En plus de nouveaux secteurs, des contrôles plus stricts s’appliqueront sur les responsables politiques et leurs familles, des chef·es d’État aux autorités locales, en raison du risque élevé de corruption, ainsi que sur les personnes très riches, dont la fortune provient de l’industrie extractive ou des centres financiers offshores. - Fini la dissimulation d’argent sale via les yachts, villas et autres jets privés. L’OCCRP a montré comment de nombreux·ses oligarques russes et biélorusses possèdent indirectement de nombreuses propriétés, bateaux et avions de luxe sur la Côte d’Azur, notamment. Enfouis sous de complexes montages juridiques, il est bien difficile de prouver leur appartenance à des personnes impliquées dans le blanchiment ou le financement du terrorisme. Pour remédier à cela, la position du Parlement européen est claire : l’UE doit disposer de registres permettant l’identification des propriétaires de tous les biens immobiliers, les voitures de luxe, les jets et les yachts. Cette victoire verte est un grand pas en avant dans notre lutte pour plus de transparence et nous rapproche d’un registre européen des actifs.
- Un accès simple et gratuit de tou·tes les lanceur·ses d’alerte potentiel·les aux informations sur les bénéficiaires effectif·ves. En novembre 2022, la Cour de justice de l’UE a porté un coup dur à la lutte contre l’argent sale et la corruption en invalidant l’accès du grand public aux registres de bénéficiaires effectif·ves. Pour s’aligner sur cette décision, sans renoncer à notre exigence de justice et de transparence, nous avons poussé pour qu’en plus des autorités de contrôle, les journalistes, les ONG, les universitaires – autant de lanceur·ses d’alerte potentiel·les – soient considéré·s comme ayant un intérêt légitime à accéder automatiquement et gratuitement à ces registres où figurent les noms des véritables propriétaires des sociétés et des trusts. Le journalisme d’investigation, les recherches académiques et le plaidoyer de la société civile se poursuivront, exposant publiquement ceux et celles qui prospèrent dans l’ombre.

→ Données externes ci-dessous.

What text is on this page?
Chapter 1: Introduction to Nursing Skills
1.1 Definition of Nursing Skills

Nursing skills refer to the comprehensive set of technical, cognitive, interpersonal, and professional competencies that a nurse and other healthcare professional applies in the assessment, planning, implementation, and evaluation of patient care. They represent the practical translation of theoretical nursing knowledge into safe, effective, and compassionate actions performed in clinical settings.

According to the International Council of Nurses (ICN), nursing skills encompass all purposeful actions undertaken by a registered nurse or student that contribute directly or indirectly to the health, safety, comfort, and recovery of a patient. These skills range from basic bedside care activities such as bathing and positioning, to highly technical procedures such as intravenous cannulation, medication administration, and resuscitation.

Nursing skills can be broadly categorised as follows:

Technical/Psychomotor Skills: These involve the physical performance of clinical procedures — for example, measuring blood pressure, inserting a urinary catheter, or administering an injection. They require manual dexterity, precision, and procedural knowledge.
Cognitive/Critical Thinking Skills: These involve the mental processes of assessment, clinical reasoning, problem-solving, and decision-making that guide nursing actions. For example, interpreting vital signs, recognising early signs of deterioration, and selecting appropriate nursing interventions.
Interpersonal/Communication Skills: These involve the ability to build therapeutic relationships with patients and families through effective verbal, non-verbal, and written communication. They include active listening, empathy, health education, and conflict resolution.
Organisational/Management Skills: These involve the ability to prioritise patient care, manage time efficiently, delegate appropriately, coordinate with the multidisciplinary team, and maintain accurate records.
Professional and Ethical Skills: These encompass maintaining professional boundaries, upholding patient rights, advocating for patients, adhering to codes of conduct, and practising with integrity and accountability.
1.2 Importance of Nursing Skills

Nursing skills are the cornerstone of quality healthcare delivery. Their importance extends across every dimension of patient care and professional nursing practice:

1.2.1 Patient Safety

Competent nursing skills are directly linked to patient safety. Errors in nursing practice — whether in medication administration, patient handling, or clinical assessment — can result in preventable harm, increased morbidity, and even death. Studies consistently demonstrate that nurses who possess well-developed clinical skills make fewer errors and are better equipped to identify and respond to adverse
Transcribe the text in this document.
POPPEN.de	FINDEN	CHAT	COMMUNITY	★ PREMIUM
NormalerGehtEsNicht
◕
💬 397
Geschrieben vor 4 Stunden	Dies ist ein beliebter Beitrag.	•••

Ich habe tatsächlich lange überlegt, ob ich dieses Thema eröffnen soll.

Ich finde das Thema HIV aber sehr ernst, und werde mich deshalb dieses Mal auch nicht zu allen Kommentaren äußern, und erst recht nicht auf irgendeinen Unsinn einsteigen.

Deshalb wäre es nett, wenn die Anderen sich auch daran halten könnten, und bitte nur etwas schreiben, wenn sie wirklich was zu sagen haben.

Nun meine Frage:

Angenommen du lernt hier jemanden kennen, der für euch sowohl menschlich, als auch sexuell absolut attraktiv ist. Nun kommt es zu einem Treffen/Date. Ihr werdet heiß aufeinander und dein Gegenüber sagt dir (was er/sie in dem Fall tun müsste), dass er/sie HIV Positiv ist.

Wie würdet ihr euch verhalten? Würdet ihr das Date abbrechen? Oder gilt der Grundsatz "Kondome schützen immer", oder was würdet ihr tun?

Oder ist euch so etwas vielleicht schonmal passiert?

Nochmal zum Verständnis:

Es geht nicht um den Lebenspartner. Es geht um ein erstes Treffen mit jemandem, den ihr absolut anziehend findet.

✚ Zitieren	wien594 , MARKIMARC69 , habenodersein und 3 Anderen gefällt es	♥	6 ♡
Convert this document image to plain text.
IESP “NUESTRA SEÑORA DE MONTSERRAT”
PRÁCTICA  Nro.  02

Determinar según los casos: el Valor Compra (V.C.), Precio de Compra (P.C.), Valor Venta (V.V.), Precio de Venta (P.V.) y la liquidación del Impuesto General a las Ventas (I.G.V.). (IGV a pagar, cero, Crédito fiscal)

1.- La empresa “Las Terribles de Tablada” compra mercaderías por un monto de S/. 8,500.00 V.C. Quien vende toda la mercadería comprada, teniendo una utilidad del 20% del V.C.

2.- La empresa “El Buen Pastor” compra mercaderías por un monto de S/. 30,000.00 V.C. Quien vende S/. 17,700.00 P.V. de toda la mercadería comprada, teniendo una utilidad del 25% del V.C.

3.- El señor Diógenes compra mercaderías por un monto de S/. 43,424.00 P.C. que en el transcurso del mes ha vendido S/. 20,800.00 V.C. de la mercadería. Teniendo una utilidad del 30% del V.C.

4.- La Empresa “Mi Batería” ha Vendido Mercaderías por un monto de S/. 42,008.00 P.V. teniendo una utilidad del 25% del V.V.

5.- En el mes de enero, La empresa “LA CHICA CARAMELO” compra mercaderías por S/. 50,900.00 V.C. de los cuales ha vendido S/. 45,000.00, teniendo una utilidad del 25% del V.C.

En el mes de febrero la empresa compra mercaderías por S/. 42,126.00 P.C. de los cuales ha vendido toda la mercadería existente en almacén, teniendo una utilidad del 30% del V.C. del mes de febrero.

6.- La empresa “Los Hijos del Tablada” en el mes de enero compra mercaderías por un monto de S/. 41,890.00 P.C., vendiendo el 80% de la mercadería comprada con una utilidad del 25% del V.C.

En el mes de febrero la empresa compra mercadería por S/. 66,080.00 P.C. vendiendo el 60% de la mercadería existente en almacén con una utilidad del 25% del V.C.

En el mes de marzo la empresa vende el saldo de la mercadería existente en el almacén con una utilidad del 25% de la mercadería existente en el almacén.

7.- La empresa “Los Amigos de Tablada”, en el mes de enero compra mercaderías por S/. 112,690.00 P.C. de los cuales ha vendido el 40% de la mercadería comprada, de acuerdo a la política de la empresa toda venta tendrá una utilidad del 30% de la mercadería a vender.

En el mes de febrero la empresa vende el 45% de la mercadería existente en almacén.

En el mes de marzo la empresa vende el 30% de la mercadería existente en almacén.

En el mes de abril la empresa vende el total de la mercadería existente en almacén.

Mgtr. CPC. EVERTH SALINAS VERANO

En tant que Verts/ALE au Parlement européen, nous nous félicitons de ces cinq victoires dans la lutte contre le blanchiment d’argent, issues directement de propositions écologistes. Les nouvelles règles dont nous dotons aujourd’hui l’Union européenne sont autant d’armes pour lutter contre la corruption, l’argent sale et les structures opaques.
Le Parlement européen a su faire preuve de l’ambition nécessaire pour en finir avec les milliards d’euros d’argent sale qui polluent le système financier européen chaque année.
La balle est désormais dans le camp des Etats-membres. Nous les enjoignons à faire preuve du courage politique nécessaire pour que l’économie de l’Union européenne ne soit plus le terrain de jeu des criminel·les.